As Hines leafed through the brittle pages earlier this month, he came upon a letter from 1826 that addressed the burial of John Adams and his wife, Abigail, in First Parish Church across the street from City Hall. And when he flipped over the sheet of yellowing paper with neat, cursive handwriting, Hines saw it was signed by the second president’s son, John Quincy Adams, who at the time he wrote the letter was serving as the nation’s sixth president.

“It was very exciting,’’ Hines said. “I was wondering whether anyone knew this existed, and when the last time it was seen. I thought we should take it out of those conditions, so it could be shared and preserved.’’

He immediately brought the scrapbook to Mayor Thomas Koch, and yesterday, Koch and Hines announced that the city would be sending that book and others to a compa ny in Vermont that specializes in preserving rare books and papers.

Adams penned the letter, dated Sept. 8, 1826, two months after his father died on the young nation’s Independence Day. He was seeking permission from the supervisors of the church, which he called a “temple,’’ to bury his father and mother there.

“I have considered it a duty devolving upon me to erect a plain and modest monument to his memory: and my wish is that divested of all ostentation it may yet be as durable as the walls of the Temple to the erection of which he has contributed, and as the Rocks of his native Town which are to supply the materials for it,’’ Adams wrote.

He added: “I have many reasons for desiring that this may be undertaken without delay and . . .that both my parents may not remain for an indefinite time without a stone to tell where they lie.’’

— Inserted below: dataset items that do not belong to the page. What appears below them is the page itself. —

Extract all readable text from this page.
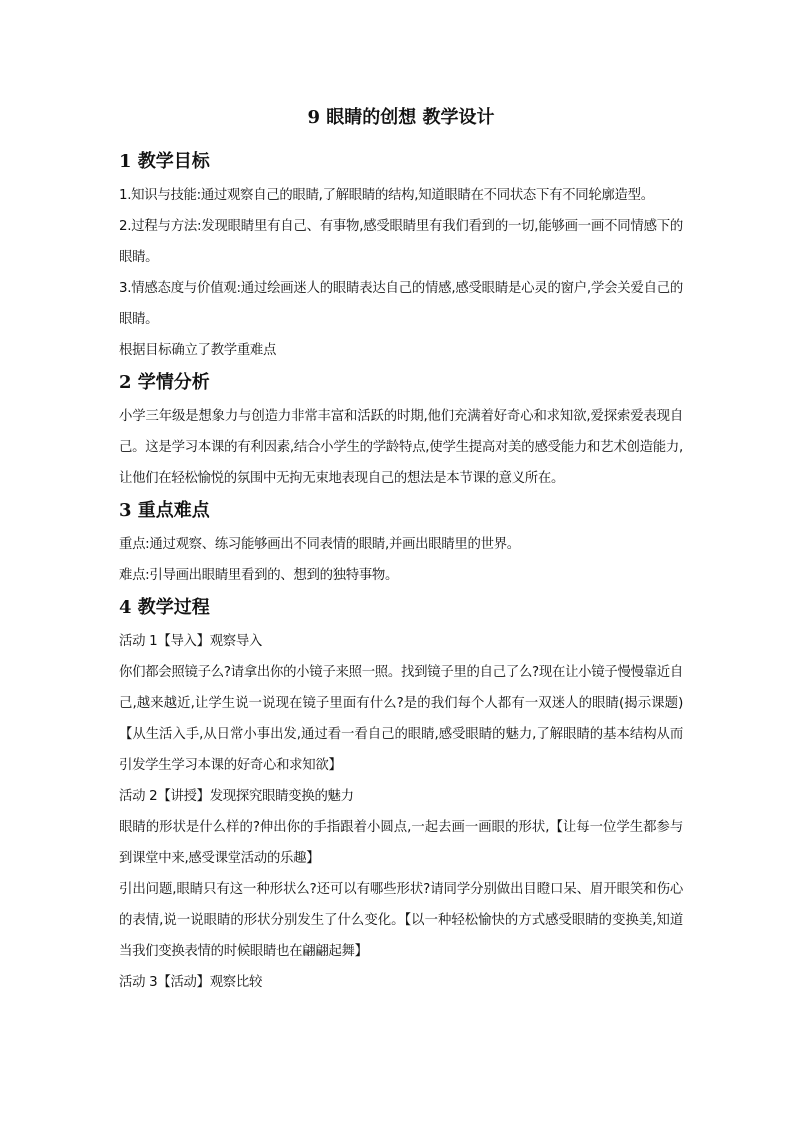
9 眼睛的创想 教学设计
1 教学目标

1.知识与技能:通过观察自己的眼睛,了解眼睛的结构,知道眼睛在不同状态下有不同轮廓造型。

2.过程与方法:发现眼睛里有自己、有事物,感受眼睛里有我们看到的一切,能够画一画不同情感下的眼睛。

3.情感态度与价值观:通过绘画迷人的眼睛表达自己的情感,感受眼睛是心灵的窗户,学会关爱自己的眼睛。

根据目标确立了教学重难点

2 学情分析

小学三年级是想象力与创造力非常丰富和活跃的时期,他们充满着好奇心和求知欲,爱探索爱表现自己。这是学习本课的有利因素,结合小学生的学龄特点,使学生提高对美的感受能力和艺术创造能力,让他们在轻松愉悦的氛围中无拘无束地表现自己的想法是本节课的意义所在。

3 重点难点

重点:通过观察、练习能够画出不同表情的眼睛,并画出眼睛里的世界。

难点:引导画出眼睛里看到的、想到的独特事物。

4 教学过程

活动 1【导入】观察导入

你们都会照镜子么?请拿出你的小镜子来照一照。找到镜子里的自己了么?现在让小镜子慢慢靠近自己,越来越近,让学生说一说现在镜子里面有什么?是的我们每个人都有一双迷人的眼睛(揭示课题)【从生活入手,从日常小事出发,通过看一看自己的眼睛,感受眼睛的魅力,了解眼睛的基本结构从而引发学生学习本课的好奇心和求知欲】

活动 2【讲授】发现探究眼睛变换的魅力

眼睛的形状是什么样的?伸出你的手指跟着小圆点,一起去画一画眼的形状,【让每一位学生都参与到课堂中来,感受课堂活动的乐趣】

引出问题,眼睛只有这一种形状么?还可以有哪些形状?请同学分别做出目瞪口呆、眉开眼笑和伤心的表情,说一说眼睛的形状分别发生了什么变化。【以一种轻松愉快的方式感受眼睛的变换美,知道当我们变换表情的时候眼睛也在翩翩起舞】

活动 3【活动】观察比较
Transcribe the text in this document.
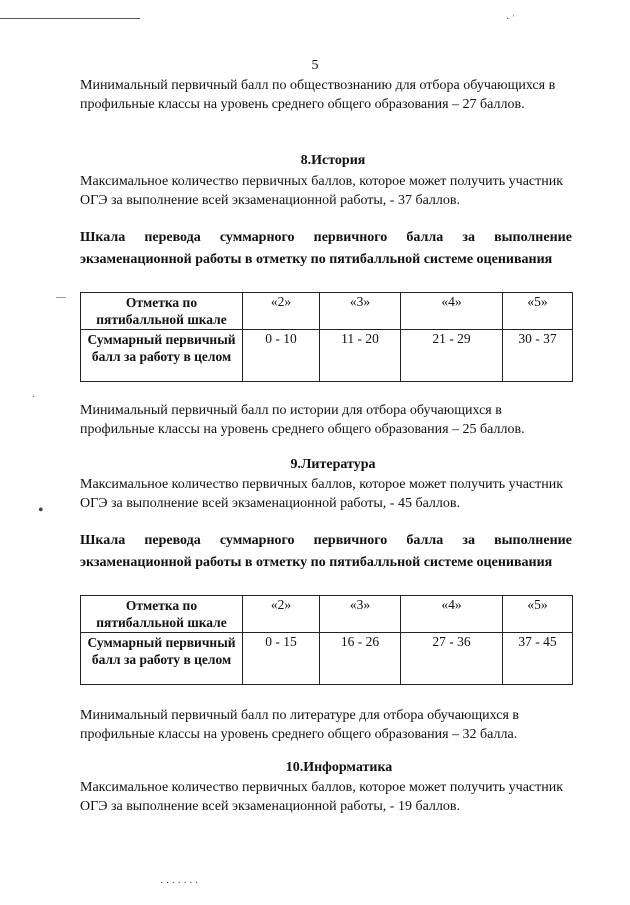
5
Минимальный первичный балл по обществознанию для отбора обучающихся в
профильные классы на уровень среднего общего образования – 27 баллов.
8.История
Максимальное количество первичных баллов, которое может получить участник
ОГЭ за выполнение всей экзаменационной работы, - 37 баллов.
Шкала перевода суммарного первичного балла за выполнение
экзаменационной работы в отметку по пятибалльной системе оценивания
Отметка по пятибалльной шкале	«2»	«3»	«4»	«5»
Суммарный первичный балл за работу в целом	0 - 10	11 - 20	21 - 29	30 - 37
Минимальный первичный балл по истории для отбора обучающихся в
профильные классы на уровень среднего общего образования – 25 баллов.
9.Литература
Максимальное количество первичных баллов, которое может получить участник
ОГЭ за выполнение всей экзаменационной работы, - 45 баллов.
Шкала перевода суммарного первичного балла за выполнение
экзаменационной работы в отметку по пятибалльной системе оценивания
Отметка по пятибалльной шкале	«2»	«3»	«4»	«5»
Суммарный первичный балл за работу в целом	0 - 15	16 - 26	27 - 36	37 - 45
Минимальный первичный балл по литературе для отбора обучающихся в
профильные классы на уровень среднего общего образования – 32 балла.
10.Информатика
Максимальное количество первичных баллов, которое может получить участник
ОГЭ за выполнение всей экзаменационной работы, - 19 баллов.
—
·
•
· ˈ
· · · · · · ·
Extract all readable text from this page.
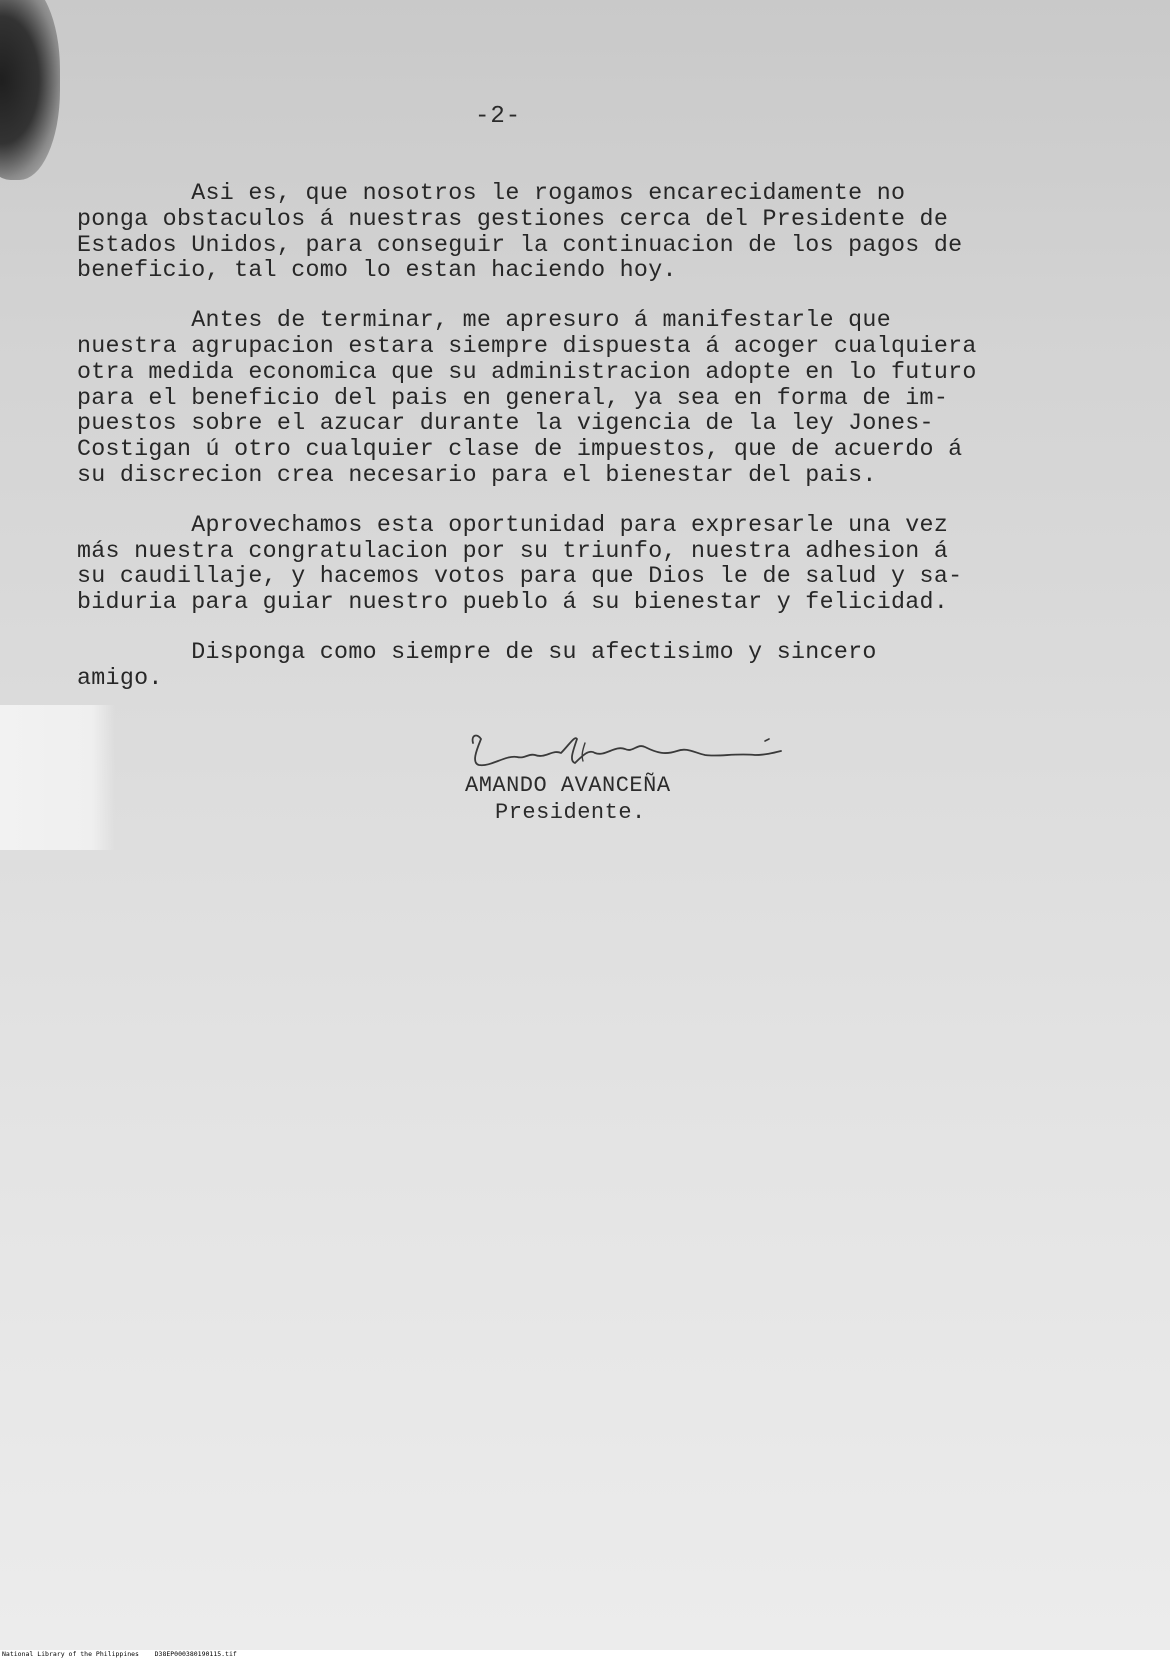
-2-
Asi es, que nosotros le rogamos encarecidamente no
ponga obstaculos á nuestras gestiones cerca del Presidente de
Estados Unidos, para conseguir la continuacion de los pagos de
beneficio, tal como lo estan haciendo hoy.
Antes de terminar, me apresuro á manifestarle que
nuestra agrupacion estara siempre dispuesta á acoger cualquiera
otra medida economica que su administracion adopte en lo futuro
para el beneficio del pais en general, ya sea en forma de im-
puestos sobre el azucar durante la vigencia de la ley Jones-
Costigan ú otro cualquier clase de impuestos, que de acuerdo á
su discrecion crea necesario para el bienestar del pais.
Aprovechamos esta oportunidad para expresarle una vez
más nuestra congratulacion por su triunfo, nuestra adhesion á
su caudillaje, y hacemos votos para que Dios le de salud y sa-
biduria para guiar nuestro pueblo á su bienestar y felicidad.
Disponga como siempre de su afectisimo y sincero
amigo.
AMANDO AVANCEÑA
Presidente.
National Library of the Philippines    D38EP000380190115.tif
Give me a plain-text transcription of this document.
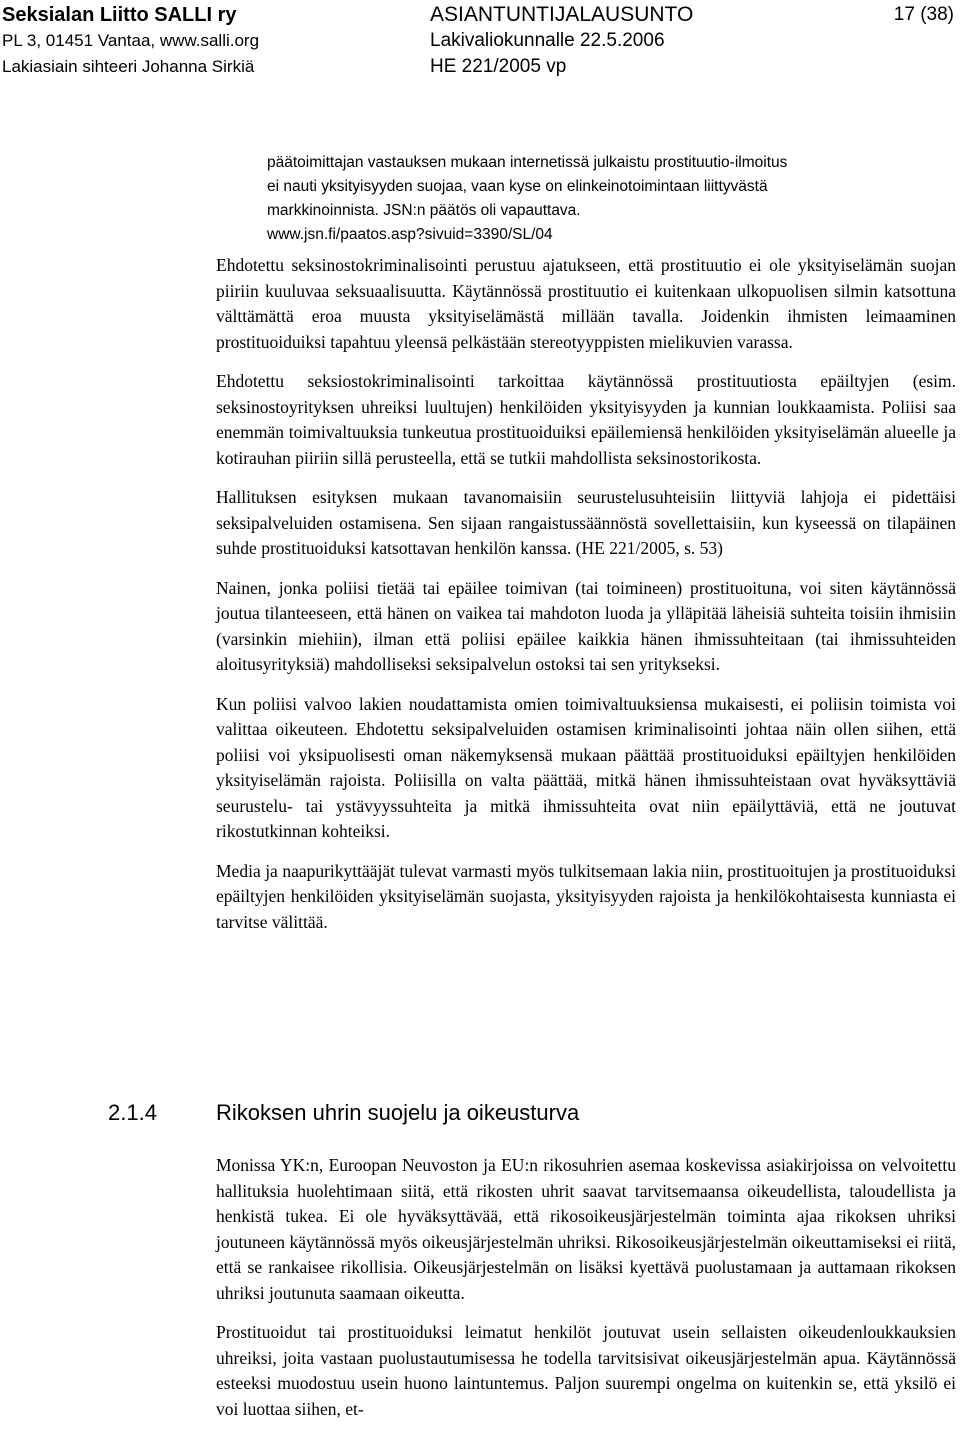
Seksialan Liitto SALLI ry
PL 3, 01451 Vantaa, www.salli.org
Lakiasiain sihteeri Johanna Sirkiä
ASIANTUNTIJALAUSUNTO
Lakivaliokunnalle 22.5.2006
HE 221/2005 vp
17 (38)
päätoimittajan vastauksen mukaan internetissä julkaistu prostituutio-ilmoitus
ei nauti yksityisyyden suojaa, vaan kyse on elinkeinotoimintaan liittyvästä
markkinoinnista. JSN:n päätös oli vapauttava.
www.jsn.fi/paatos.asp?sivuid=3390/SL/04

Ehdotettu seksinostokriminalisointi perustuu ajatukseen, että prostituutio ei ole yksityiselämän suojan piiriin kuuluvaa seksuaalisuutta. Käytännössä prostituutio ei kuitenkaan ulkopuolisen silmin katsottuna välttämättä eroa muusta yksityiselämästä millään tavalla. Joidenkin ihmisten leimaaminen prostituoiduiksi tapahtuu yleensä pelkästään stereotyyppisten mielikuvien varassa.

Ehdotettu seksiostokriminalisointi tarkoittaa käytännössä prostituutiosta epäiltyjen (esim. seksinostoyrityksen uhreiksi luultujen) henkilöiden yksityisyyden ja kunnian loukkaamista. Poliisi saa enemmän toimivaltuuksia tunkeutua prostituoiduiksi epäilemiensä henkilöiden yksityiselämän alueelle ja kotirauhan piiriin sillä perusteella, että se tutkii mahdollista seksinostorikosta.

Hallituksen esityksen mukaan tavanomaisiin seurustelusuhteisiin liittyviä lahjoja ei pidettäisi seksipalveluiden ostamisena. Sen sijaan rangaistussäännöstä sovellettaisiin, kun kyseessä on tilapäinen suhde prostituoiduksi katsottavan henkilön kanssa. (HE 221/2005, s. 53)

Nainen, jonka poliisi tietää tai epäilee toimivan (tai toimineen) prostituoituna, voi siten käytännössä joutua tilanteeseen, että hänen on vaikea tai mahdoton luoda ja ylläpitää läheisiä suhteita toisiin ihmisiin (varsinkin miehiin), ilman että poliisi epäilee kaikkia hänen ihmissuhteitaan (tai ihmissuhteiden aloitusyrityksiä) mahdolliseksi seksipalvelun ostoksi tai sen yritykseksi.

Kun poliisi valvoo lakien noudattamista omien toimivaltuuksiensa mukaisesti, ei poliisin toimista voi valittaa oikeuteen. Ehdotettu seksipalveluiden ostamisen kriminalisointi johtaa näin ollen siihen, että poliisi voi yksipuolisesti oman näkemyksensä mukaan päättää prostituoiduksi epäiltyjen henkilöiden yksityiselämän rajoista. Poliisilla on valta päättää, mitkä hänen ihmissuhteistaan ovat hyväksyttäviä seurustelu- tai ystävyyssuhteita ja mitkä ihmissuhteita ovat niin epäilyttäviä, että ne joutuvat rikostutkinnan kohteiksi.

Media ja naapurikyttääjät tulevat varmasti myös tulkitsemaan lakia niin, prostituoitujen ja prostituoiduksi epäiltyjen henkilöiden yksityiselämän suojasta, yksityisyyden rajoista ja henkilökohtaisesta kunniasta ei tarvitse välittää.

2.1.4	Rikoksen uhrin suojelu ja oikeusturva

Monissa YK:n, Euroopan Neuvoston ja EU:n rikosuhrien asemaa koskevissa asiakirjoissa on velvoitettu hallituksia huolehtimaan siitä, että rikosten uhrit saavat tarvitsemaansa oikeudellista, taloudellista ja henkistä tukea. Ei ole hyväksyttävää, että rikosoikeusjärjestelmän toiminta ajaa rikoksen uhriksi joutuneen käytännössä myös oikeusjärjestelmän uhriksi. Rikosoikeusjärjestelmän oikeuttamiseksi ei riitä, että se rankaisee rikollisia. Oikeusjärjestelmän on lisäksi kyettävä puolustamaan ja auttamaan rikoksen uhriksi joutunuta saamaan oikeutta.

Prostituoidut tai prostituoiduksi leimatut henkilöt joutuvat usein sellaisten oikeudenloukkauksien uhreiksi, joita vastaan puolustautumisessa he todella tarvitsisivat oikeusjärjestelmän apua. Käytännössä esteeksi muodostuu usein huono laintuntemus. Paljon suurempi ongelma on kuitenkin se, että yksilö ei voi luottaa siihen, et-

John and Abigail Adams, as well as John Quincy and Louisa Catherine Adams, remain buried in the church today.

Ed Fitzgerald, executive director of the Quincy Historical Society, said the letter might be useful for biographers of the Adams family, because it provides rare insight into the feelings between the two presidents.

Fitzgerald also noted that Adams’s language seeking a “plain and modest monument’’ reflects the family’s New England heritage.

“We do think this is an important piece of work,’’ he said. “I think it’s reflective of New England culture, in that he wanted the monument devoid of ostentation.’’

At a City Hall press conference, Koch said about $8,000 in state historical preservation money would protect the scrapbook for years to come. He said the city has already spent tens of thousands of dollars in state funds to preserve other scrapbooks found in the basement.

Koch said the city is seeking a better place to store the remaining boxes and is considering how best to display Adams’s recently discovered letter and other historical documents.

“It’s kind of a neat day for us,’’ he said.